Erst jetzt, 55 Jahre nach Kriegsende, beginnen Hochschulen damit, das NS-Unrecht aufzuarbeiten. Schnelle Rehabilitation genossen Persönlichkeiten wie Thomas Mann. Fälle entzogener Doktortitel oder relegierter Studenten wurden verschleppt

von NICOLE MASCHLER

Für die neuen Herren im Haus hatte Karl Barth nur Spott übrig. Mit dem Hinweis, er habe in seinen Vorlesungen auch vorher nicht gegrüßt, verweigerte der renommierte Theologe den „Deutschen Gruß“. Die Macht der NS-Führung bekam der streitbare Protestant bald zu spüren. Wegen „Widersetzlichkeit“ wurde er im Juni 1935 in den Ruhestand versetzt. 1939 leitete die Uni Münster gar ein Verfahren ein, um ihrem bekanntesten Kopf den Dr. h. c. zu entziehen.

Weil die große Mehrheit der Professoren von der Nazi-Bewegung nichts wissen wollte, wurde die Hochschule bald zum „Frontabschnitt“ erklärt.
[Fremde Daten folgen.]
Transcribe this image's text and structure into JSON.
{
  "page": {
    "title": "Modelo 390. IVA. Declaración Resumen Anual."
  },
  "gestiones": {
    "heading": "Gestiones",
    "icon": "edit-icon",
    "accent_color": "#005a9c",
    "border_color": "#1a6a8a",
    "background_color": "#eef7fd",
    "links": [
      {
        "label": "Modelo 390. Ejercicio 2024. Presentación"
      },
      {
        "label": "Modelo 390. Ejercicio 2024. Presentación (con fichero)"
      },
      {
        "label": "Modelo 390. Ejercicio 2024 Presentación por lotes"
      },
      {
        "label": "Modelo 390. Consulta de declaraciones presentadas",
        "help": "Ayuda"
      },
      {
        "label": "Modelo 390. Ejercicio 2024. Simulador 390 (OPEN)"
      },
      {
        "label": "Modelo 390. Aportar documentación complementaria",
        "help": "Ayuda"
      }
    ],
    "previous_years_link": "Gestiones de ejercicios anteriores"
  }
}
Nazi-Vordenkern wie Hans Joachim Düning galt die Universität als Bereich, „dem in den ersten Jahren nach der nationalsozialistischen Revolution die größte Bedeutung innerhalb des Gesamtangriffs beizumessen ist“.
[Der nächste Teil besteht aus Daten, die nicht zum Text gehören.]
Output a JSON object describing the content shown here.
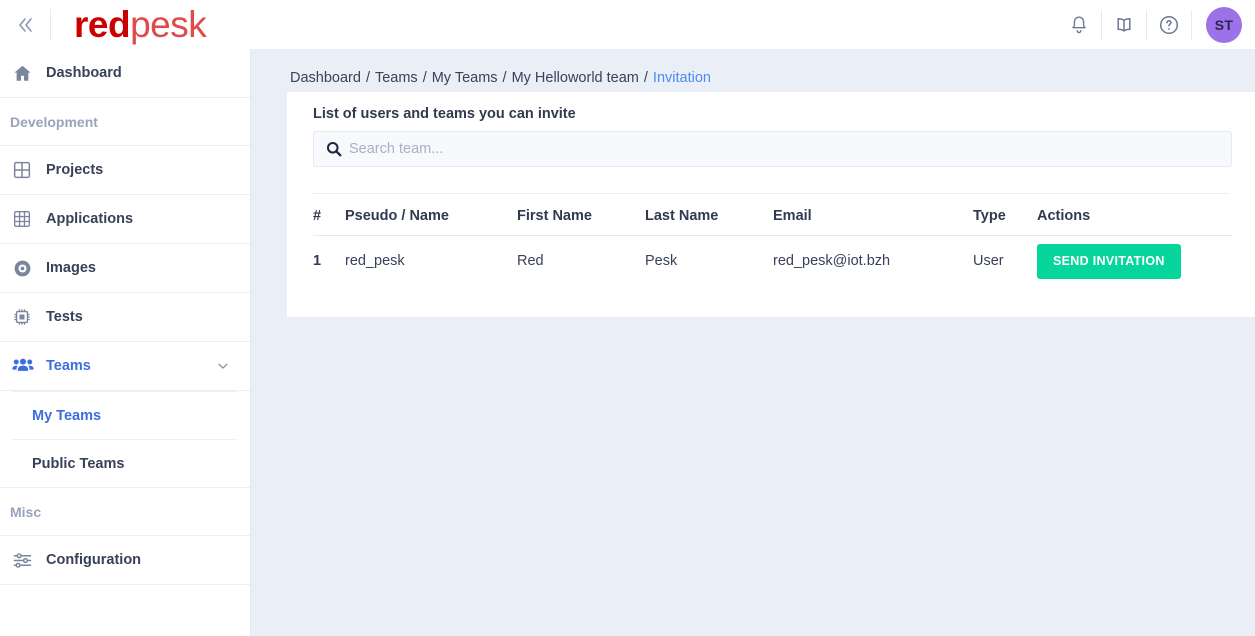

Damit war Humboldt tot, es lebte die „völkisch-politische Universität“. Rund 1.700 Professoren, Dozenten und Assistenten verloren während des Dritten Reichs Amt und Würden. Doch die deutsche Hochschule schwieg auch dann noch, als der Nationalsozialismus längst am Ende war. Erst heute, 55 Jahre nach Kriegsende, beginnen Universitäten damit, ihre NS-Vergangenheit aufzuarbeiten.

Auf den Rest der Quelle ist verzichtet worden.